GPU Accelerated Feature Engineering and Training for Recommender Systems

In this paper we present our 1st place solution of the RecSys Challenge 2020 which focused on the prediction of user behavior, specifically the interaction with content, on this year’s dataset from competition host Twitter. Our approach achieved the highest score in seven of the eight metrics used to calculate the final leaderboard position. The 200 million tweet dataset required significant computation to do feature engineering and prepare the dataset for modelling, and our winning solution leveraged several key tools in order to accelerate our training pipeline.

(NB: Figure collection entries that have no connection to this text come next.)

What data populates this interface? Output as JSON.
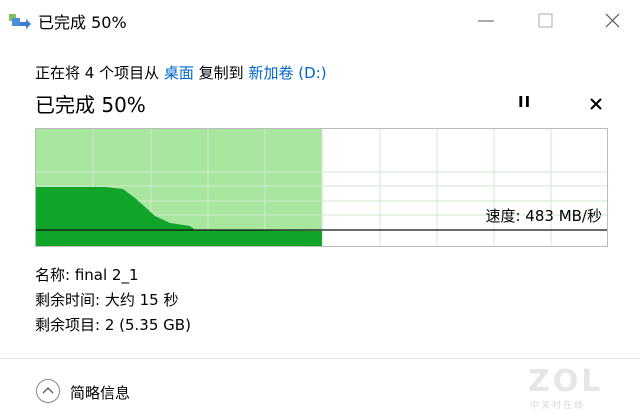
{
  "window": {
    "title": "已完成 50%"
  },
  "description": {
    "prefix": "正在将 4 个项目从",
    "source": "桌面",
    "middle": "复制到",
    "destination": "新加卷 (D:)"
  },
  "progress": {
    "heading": "已完成 50%",
    "speed": "速度: 483 MB/秒"
  },
  "details": {
    "name": "名称: final 2_1",
    "time_remaining": "剩余时间: 大约 15 秒",
    "items_remaining": "剩余项目: 2 (5.35 GB)"
  },
  "footer": {
    "toggle": "简略信息"
  },
  "watermark": {
    "logo": "ZOL",
    "caption": "中关村在线"
  }
}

Within the paper we describe our exploratory data analysis (EDA) and training, the final features and models used, and the acceleration of the pipeline. Our final implementation runs entirely on GPU including feature engineering, preprocessing, and training the models. From our initial single threaded efforts in Pandas which took over ten hours we were able to accelerate feature engineering, preprocessing and training to two minutes and eighteen seconds, an end to end speedup of over 280x, using a combination of RAPIDS cuDF, Dask, UCX and XGBoost on a single machine with four NVIDIA V100 GPUs. Even when compared to heavily optimized code written later using Dask and Pandas on a 20 core CPU, our solution was still 25x faster. The acceleration of our pipeline was critical in our ability to quickly perform EDA which led to the discovery of a range of effective features used in the final solution, which is provided as open source [16].